Mentre a Roma l’apertura dell’anno giudiziario faceva il punto sullo stato della
giustizia italiana, giungeva in redazione una notizia di dieci righe dell’agenzia di
stampa Ansa da Vibo Valentia, in provincia di Catanzaro: «Due detenuti – vi si
leggeva – non sono rientrati in carcere dopo una licenza premio. Uno era stato
condannato per spaccio di stupefacenti, l’altro per omicidio».
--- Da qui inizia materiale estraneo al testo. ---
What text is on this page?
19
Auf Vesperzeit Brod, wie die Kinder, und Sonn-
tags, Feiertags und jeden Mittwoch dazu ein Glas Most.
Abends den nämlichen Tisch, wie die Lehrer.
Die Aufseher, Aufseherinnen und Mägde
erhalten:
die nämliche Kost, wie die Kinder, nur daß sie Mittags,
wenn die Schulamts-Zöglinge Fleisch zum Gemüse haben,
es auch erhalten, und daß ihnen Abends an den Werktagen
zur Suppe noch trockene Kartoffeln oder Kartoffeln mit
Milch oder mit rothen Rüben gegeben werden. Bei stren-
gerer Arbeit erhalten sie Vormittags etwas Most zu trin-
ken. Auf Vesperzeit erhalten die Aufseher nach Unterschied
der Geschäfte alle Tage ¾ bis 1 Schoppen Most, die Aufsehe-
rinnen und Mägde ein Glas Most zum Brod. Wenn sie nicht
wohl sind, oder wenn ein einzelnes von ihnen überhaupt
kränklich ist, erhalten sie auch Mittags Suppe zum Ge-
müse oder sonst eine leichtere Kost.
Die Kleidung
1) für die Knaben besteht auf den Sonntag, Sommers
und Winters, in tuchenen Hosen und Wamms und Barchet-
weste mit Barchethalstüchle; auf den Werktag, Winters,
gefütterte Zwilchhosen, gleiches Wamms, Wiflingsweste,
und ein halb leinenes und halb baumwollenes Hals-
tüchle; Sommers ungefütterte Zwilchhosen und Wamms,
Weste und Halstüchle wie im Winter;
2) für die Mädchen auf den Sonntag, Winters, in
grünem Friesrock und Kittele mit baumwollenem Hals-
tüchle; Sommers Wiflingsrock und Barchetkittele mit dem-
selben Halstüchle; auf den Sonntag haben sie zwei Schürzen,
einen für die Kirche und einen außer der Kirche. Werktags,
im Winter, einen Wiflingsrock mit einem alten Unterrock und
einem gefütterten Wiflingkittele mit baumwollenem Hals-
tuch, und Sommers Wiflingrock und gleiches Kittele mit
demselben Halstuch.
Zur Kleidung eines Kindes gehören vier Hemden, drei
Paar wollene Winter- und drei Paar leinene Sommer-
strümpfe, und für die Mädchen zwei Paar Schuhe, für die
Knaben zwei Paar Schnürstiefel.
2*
La cronaca di tutti i giorni dimostra che lo scandalo è oramai la regola: l’intreccio
fra leggi superficiali, menefreghismo del ceto politico e paurosa insufficienza di
mezzi a disposizione della magistratura stanno rovinando qualsiasi rapporto di
credibilità del cittadino nei confronti dello Stato. Nelle ultimissime ore sono già
stati scarcerati i due sequestratori della studentessa Esteranne Ricca, rapita in
Maremma soltanto tredici mesi fa.
Cerchiamo di metterci nei panni delle forze dell’ordine, e troviamo francamente
miracoloso che riescano ancora a rischiare la pelle per questa giustizia. Ci
mettiamo nei panni dei magistrati, e a stento riusciamo a capire dove la
stragrande maggioranza d’essi conservi ancora la voglia di superare con il
sacrificio personale le omissioni civili di un Paese europeo soltanto nel fatturato
economico. Guardiamo a chi collabora e testimonia in nome della giustizia, e ne
siamo ammirati per la tenacia sociale contro tutte le tentazioni del disimpegno e
del qualunquismo.
Non occorreva attendere l’inaugurazione dell’anno giudiziario per sapere come
stanno le cose, ma fa sempre una cruda impressione sentirle denunciare dal
procuratore generale della Cassazione, soprattuto quando, come documenta
Ennio Fortuna, si tratta di un magistrato per stile alieno dalle drammatizzazioni di
facciata. Il procuratore ha parlato di «carneficina» (1.000 morti in un anno) del
crimine organizzato; di «totale insensibilità» del potere mafioso ai colpi inferti da
magistratura e polizia; di scarso allarme per il dilagare della «corruzione politica
e amministrativa». A opporsi a questa sfida, le condizioni «letteralmente
proibitive» in cui opera il potere giudiziario, i benefici di legge di cui godono
anche i «feroci delinquenti», la «carenza abissale dei servizi sociali», il rischio
del «collasso» da cinque milioni di cause arretrate, le aberrazioni della
«presunzione di non colpevolezza».
Ma con la giustizia in queste condizioni, perché stupirci allora se l’Italia conosce
un diffuso «rancore», se per disperazione guarda alla pena di morte, se la
democrazia risulta ancora «incompiuta», se gli stessi italiani non credono
minimamente di essere quinti tra le nazioni leader del mondo industrializzato?